The text goes on to say: “When the three disciples heard this, they fell to the ground and were overcome by fear. But Jesus touched them, saying, ‘Get up and do not be afraid.’ And when they looked up, they saw no one except Jesus alone.” Up until this experience on the mountain, Peter, James and John have known Jesus as they walked with him in the dust of itinerate wanderings . Just prior to this story about Jesus’ transfiguration/transformation/metamorphoses… in the previous chapter of Matthew… Just after Jesus asks “Who do people say that the Son of Man is?” …and after Simon Peter identifies Jesus as the Messiah and Jesus tells Peter that he is the rock on which the Church is to be built… followed by Jesus telling the ones around him… who have, by the way, dropped everything to follow him… that he will be heading to Jerusalem where he will undergo great suffering, be killed, and on the third day rise again… and after he
tells the disciples that “those who want to save their life will lose it, and those who lose their life for my sake will find it.” It is after this hard news…and somewhat baffling teaching… that we are all taken to the mountain top for an experience of terrifying beauty accompanied by the instruction “listen to him!” …exclamation mark! This is the last signpost in this season of Epiphany as the frontier of Lent is visible in the near distance.

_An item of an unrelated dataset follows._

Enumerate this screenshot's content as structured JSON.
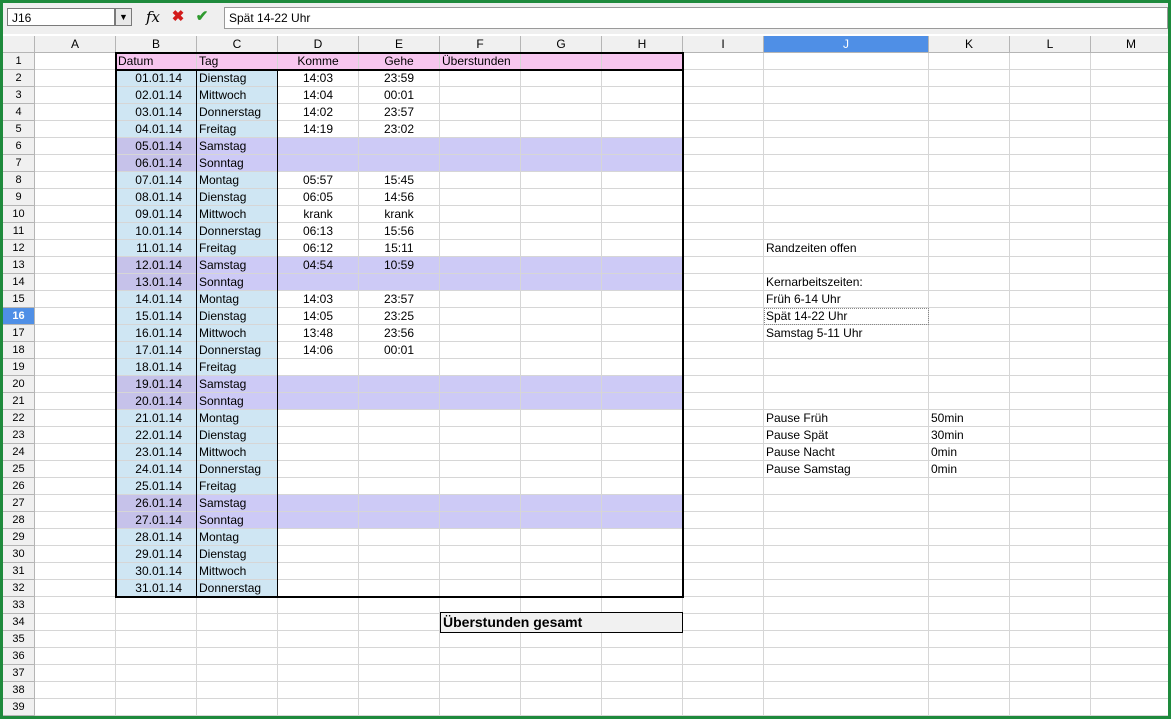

This coming Wednesday, our spiritual passports will be marked with the reminder of our own mortality, our own deaths… as our foreheads are smudged with ashes in a sign of the cross. Lent is a spacious, pared down season that invites us to slow down our urges “to do” and to “be busy.” It is a season when we are invited to listen for the “still, small voice” of God. It is a time to welcome the experience of beauty in new and unexpected ways. In the wide open spaces of our interior journey we may well encounter distractions, discomforts and even fears that are part of the journey. We too often muffle “the irritating” and the “uncomfortable” that arises within us with unnecessary busyness. When we slow down… and listen… to whatever comes… we are offered much food for growth. The walk through Lent is rich with possibility… if we but listen and are present with the experience of the long slow journey through the wilderness season.
If you have ever skied at Heavenly Valley, on the south shore of Lake Tahoe in the Sierra Nevadas, you know that when you ride the chair lift to the very top, above the tree line, you have the choice of skiing down the California side of the mountain, towards the lake, or you can ski down into Nevada. The view is awesome. Looking westward from this high vantage point, Lake Tahoe looks quite small. Looking eastward, the snow abruptly ends as the desert begins. On this last Sunday in the season of light, we come down off the mountain, having just had a most mysterious and breathtaking experience. Our direction, now, is towards the desert wilderness where we will follow Jesus through his time of trial and temptation that will lead us into Holy Week and to another high place known as Golgotha, the place of death. Our story of faith does not jump to “happily ever after.” Our story invites us to walk the journey of transformation by following Jesus to the both the high places and the low places…through the peaks and valleys of human experience… that our hearts may be stirred and changed and our minds stunned beyond pain, with the beauty of God’s magnificent and perfect love.
From her book Teaching a Stone to Talk: Expeditions and Encounters, the great writer, Annie Dillard, has famously suggested that we should wear “crash helmets” to church instead of our Sunday best (whatever “Sunday best” may be). Of the spiritual journey Dillard writes, “Does anyone have the foggiest idea what sort of power we so blithely invoke?” The power is present within and through this large, awesome, life giving story of our faith… a story that we live into as we follow Jesus from birth, to tomb and beyond.
I would like to conclude with this blessing:
May the peace of Christ go with you, wherever you may go.
May Christ guide you through the wilderness, and protect you through the
May Christ bring you home rejoicing at the wonders you have been shown.